Why honeybee should stand its worst parasite?

They should "stand" because the honeybee genome is broad enough and has enough diversity to provide the genes that permit such resistance. Your concept is that no resistance exists. My observation is that bees with resistance definitely exist and it is not based on swarming away from the infestation and it does not rely on brood breaks in mid-summer. The observation is that resistant colonies have dramatically fewer varroa mites than susceptible colonies. This does not mean that a resistant colony can withstand the influx of mites from a varroa bomb.

Do some due diligence Finman, you are a sharp beekeeper. Figure out if varroa resistance is perhaps viable in your climate.
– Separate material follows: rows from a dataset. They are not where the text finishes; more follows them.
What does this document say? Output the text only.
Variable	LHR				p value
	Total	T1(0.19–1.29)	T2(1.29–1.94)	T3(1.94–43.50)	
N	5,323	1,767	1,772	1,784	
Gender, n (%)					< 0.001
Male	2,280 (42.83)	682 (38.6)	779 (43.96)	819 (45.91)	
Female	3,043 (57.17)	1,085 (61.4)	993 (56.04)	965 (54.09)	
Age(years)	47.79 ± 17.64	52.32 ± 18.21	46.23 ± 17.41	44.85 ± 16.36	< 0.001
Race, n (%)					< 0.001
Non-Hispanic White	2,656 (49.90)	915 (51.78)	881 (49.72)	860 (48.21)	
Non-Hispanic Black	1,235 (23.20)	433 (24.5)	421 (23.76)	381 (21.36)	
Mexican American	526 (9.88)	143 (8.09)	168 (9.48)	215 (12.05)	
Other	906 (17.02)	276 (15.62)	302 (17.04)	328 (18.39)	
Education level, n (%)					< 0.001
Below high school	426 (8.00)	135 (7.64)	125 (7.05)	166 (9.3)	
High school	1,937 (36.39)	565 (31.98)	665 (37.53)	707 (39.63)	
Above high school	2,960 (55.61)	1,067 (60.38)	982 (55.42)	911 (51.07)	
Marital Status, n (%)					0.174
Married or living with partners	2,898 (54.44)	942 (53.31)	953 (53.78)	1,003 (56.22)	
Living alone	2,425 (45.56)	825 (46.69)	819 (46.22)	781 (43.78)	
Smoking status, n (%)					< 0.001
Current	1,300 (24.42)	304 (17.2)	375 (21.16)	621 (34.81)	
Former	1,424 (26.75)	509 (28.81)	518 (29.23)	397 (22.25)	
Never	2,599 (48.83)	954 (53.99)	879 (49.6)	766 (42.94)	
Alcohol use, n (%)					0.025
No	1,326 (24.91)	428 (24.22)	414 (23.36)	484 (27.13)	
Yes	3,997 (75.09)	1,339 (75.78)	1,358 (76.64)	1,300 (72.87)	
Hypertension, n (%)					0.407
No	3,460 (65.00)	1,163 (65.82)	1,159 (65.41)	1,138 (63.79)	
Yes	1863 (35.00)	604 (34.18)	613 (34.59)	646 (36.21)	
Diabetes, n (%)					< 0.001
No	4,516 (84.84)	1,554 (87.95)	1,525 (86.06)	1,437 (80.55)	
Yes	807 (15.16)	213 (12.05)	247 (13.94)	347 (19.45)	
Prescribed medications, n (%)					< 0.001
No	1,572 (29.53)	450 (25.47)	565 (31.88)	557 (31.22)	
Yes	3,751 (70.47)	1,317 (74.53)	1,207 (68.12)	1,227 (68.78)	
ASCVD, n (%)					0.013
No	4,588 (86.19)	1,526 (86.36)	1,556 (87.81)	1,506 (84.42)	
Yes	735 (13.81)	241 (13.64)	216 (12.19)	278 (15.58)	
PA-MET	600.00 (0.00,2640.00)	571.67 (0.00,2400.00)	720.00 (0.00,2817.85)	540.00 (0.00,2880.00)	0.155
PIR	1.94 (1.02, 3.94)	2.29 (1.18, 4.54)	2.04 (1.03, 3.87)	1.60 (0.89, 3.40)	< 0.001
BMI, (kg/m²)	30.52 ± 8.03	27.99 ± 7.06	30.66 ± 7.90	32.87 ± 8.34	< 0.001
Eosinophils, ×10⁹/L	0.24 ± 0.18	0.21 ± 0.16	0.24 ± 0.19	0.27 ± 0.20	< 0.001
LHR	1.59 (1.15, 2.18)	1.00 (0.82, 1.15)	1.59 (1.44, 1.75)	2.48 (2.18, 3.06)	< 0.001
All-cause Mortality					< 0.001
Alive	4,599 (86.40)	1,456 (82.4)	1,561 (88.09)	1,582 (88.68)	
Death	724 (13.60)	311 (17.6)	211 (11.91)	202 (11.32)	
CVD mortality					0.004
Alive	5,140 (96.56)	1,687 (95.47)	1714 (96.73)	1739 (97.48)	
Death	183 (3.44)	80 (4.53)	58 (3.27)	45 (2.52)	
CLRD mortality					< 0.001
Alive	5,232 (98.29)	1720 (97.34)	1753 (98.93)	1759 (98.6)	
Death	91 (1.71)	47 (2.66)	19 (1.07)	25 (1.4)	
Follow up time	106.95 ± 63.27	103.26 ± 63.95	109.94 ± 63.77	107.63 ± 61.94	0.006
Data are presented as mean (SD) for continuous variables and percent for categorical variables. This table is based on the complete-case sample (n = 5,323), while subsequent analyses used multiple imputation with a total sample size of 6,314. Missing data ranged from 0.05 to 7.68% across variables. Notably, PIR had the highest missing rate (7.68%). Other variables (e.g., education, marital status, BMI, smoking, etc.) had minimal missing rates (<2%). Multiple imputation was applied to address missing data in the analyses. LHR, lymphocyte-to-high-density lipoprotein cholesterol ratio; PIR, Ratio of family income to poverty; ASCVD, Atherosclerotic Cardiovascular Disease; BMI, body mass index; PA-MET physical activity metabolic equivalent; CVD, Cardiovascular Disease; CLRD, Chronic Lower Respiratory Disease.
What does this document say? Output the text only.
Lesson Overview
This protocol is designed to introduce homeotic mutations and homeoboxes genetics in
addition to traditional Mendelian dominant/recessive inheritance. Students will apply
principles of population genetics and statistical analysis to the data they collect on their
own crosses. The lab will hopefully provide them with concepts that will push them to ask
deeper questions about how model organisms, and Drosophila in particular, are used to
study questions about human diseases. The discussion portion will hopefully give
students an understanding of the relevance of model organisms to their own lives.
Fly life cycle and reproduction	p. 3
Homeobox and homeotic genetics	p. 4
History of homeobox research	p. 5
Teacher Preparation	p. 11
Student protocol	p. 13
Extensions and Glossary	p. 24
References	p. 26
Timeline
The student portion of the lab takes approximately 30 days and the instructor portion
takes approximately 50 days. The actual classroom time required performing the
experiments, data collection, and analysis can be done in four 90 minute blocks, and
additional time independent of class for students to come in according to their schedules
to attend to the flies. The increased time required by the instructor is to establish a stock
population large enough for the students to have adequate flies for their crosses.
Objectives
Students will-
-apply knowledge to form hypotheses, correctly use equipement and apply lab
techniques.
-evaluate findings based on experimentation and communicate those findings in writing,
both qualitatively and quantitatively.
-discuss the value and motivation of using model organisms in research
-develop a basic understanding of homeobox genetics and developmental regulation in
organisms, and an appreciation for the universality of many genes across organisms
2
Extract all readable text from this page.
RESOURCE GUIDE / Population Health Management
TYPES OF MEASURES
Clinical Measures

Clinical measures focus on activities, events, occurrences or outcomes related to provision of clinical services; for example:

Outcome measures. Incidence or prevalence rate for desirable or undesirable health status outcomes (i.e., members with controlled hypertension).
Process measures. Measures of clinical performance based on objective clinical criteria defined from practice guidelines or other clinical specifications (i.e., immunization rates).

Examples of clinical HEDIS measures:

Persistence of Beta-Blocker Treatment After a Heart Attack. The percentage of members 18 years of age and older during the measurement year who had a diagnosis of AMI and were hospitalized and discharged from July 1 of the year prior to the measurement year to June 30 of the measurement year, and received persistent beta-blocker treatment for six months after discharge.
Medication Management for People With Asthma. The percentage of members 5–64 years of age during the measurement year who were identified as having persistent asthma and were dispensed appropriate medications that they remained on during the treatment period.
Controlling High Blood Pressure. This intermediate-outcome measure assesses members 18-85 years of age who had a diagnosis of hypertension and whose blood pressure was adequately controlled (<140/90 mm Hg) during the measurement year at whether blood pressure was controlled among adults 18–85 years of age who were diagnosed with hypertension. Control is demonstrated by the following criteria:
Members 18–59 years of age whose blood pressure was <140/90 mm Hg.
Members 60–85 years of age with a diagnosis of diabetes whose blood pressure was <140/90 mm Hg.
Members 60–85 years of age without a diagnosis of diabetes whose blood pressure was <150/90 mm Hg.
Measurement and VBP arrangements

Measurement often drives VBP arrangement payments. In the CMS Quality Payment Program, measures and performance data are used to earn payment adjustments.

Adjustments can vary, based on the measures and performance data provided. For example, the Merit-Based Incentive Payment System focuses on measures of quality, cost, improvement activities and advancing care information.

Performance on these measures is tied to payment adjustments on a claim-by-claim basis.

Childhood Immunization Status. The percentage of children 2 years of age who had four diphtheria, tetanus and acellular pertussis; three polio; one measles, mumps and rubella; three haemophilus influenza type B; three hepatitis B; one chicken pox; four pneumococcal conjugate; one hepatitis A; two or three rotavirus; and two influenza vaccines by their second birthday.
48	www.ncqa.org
For comparison, I shipped a few queens to California a couple of years ago. The colonies succumbed to varroa. I suspect the reason is because they were surrounded by hundreds of susceptible colonies that provided very high levels of mites drifting into the colonies.

I am too dumb to know it can't be done so I bred varroa resistant honeybees anyway.
 
I am too dumb to know it can't be done so I bred varroa resistant honeybees anyway.

Resistant or tolerant?
Makes a big difference.
The French Avignon feral bees survived with varroa without treatment. Small colonies, frequent swarming.
The difference when they treated half of the group, was the treated ones produced 3x as much honey.....
Perhaps worth treating a few of yours to see if this applies.
 
. The observation is that resistant colonies have dramatically fewer varroa mites than susceptible colonies. This does not mean that a resistant colony can withstand the influx of mites from a varroa bomb.

Do some due diligence Finman, you are a sharp beekeeper. Figure out if varroa resistance is perhaps viable in your climate.
.

Like your colonies, their winter clusters are too small to survive over winter or build up a productive hive.

Russian bees' colony has 3-4 frame winter cluster. Impossible to keep such bees in our climate.